The RIP kinase domain is necessary for activating ERK. (A) Rip^−/− cells were co-transfected in 60-mm dishes with 1 µg of the haemagglutinin (HA)–ERK1 expression plasmid and 0.5 µg of either the MYC–RIP expression plasmid, the Xpress–RIP(K45A) expression plasmid or an empty vector. Cells were collected 24 h after transfection. The HA–ERK1 content was quantified by western blotting (WB) using an anti-HA antibody, cell extracts were immunoprecipitated (IP) using an anti-HA antibody, and the immunoprecipitates were resolved by SDS–polyacrylamide gel electrophoresis for western blotting using anti-phospho-ERK1. The expression levels of MYC–RIP or Xpress–RIP(K45A) were detected using an anti-RIP antibody. (B) Experiments similar to those described in (A) were performed to measure ERK activity using an in vitro kinase assay with MBP as the substrate.

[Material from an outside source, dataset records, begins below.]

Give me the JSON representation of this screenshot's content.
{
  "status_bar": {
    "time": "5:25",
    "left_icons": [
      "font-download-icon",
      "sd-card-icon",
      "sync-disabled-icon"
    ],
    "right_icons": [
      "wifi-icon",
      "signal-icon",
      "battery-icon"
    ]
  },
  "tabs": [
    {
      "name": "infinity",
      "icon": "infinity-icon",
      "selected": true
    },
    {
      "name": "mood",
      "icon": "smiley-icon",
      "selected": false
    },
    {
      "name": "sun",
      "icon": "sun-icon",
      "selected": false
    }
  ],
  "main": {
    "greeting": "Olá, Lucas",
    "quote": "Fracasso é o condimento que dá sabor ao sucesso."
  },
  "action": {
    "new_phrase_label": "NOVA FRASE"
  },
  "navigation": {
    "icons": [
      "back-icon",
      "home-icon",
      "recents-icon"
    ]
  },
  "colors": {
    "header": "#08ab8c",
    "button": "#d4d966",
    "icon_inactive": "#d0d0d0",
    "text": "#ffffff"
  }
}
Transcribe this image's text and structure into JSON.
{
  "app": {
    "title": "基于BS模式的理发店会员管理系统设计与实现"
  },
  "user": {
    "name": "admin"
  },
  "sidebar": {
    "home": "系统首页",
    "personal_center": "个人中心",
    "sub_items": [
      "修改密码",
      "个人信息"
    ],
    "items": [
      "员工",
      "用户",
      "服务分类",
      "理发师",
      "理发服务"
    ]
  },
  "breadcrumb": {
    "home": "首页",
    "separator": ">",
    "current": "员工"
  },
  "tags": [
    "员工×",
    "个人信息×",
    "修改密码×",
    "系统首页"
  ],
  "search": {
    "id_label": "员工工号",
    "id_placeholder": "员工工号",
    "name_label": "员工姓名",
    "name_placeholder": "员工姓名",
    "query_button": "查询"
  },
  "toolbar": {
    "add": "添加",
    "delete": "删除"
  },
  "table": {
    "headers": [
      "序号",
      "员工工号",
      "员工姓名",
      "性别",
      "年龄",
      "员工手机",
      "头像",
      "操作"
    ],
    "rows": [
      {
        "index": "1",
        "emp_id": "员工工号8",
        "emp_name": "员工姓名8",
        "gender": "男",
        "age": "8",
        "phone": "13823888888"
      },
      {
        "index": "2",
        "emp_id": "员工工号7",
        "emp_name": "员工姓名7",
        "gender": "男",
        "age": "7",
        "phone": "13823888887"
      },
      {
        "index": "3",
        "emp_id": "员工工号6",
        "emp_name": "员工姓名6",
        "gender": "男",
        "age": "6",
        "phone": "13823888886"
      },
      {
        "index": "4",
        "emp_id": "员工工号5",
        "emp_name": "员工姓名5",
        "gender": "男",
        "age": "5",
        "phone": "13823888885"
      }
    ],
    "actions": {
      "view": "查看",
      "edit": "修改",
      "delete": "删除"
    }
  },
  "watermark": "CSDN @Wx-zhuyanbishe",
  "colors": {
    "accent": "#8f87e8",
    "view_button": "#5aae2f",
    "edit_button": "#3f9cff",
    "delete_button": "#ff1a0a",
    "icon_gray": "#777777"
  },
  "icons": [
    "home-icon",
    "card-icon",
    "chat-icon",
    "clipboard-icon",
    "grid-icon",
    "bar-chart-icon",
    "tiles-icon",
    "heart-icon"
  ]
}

In these experiments, Xpress-tagged RIP and RIP(K45A) were used, and these were detected using an anti-Xpress antibody. (C) Rip^−/− cells were transfected in 60-mm dishes with 1 µg of the HA–JNK1 expression plasmid and 0.5 µg of either the MYC–RIP expression plasmid, the Xpress–RIP(A45K) expression plasmid or an empty vector. Twenty-four hours after transfection, cells were collected and the HA–JNK1 content was quantified by western blotting using an anti-HA antibody. Cell extracts were then immunoprecipitated with an anti-HA antibody for use in a kinase assay. The expression levels of RIP and RIP(K45A) were detected using an anti-RIP antibody. (D) Similar experiments to those described in (C) were performed using an HA–p38 plasmid, and HA–p38 activity was measured by performing an in vitro kinase assay with glutathione-S-transferase–ATF2 as the substrate. These experiments were repeated three times. ERK, extracellular-signal-related kinase; JNK, c-Jun amino-terminal kinase; RIP, receptor-interacting protein.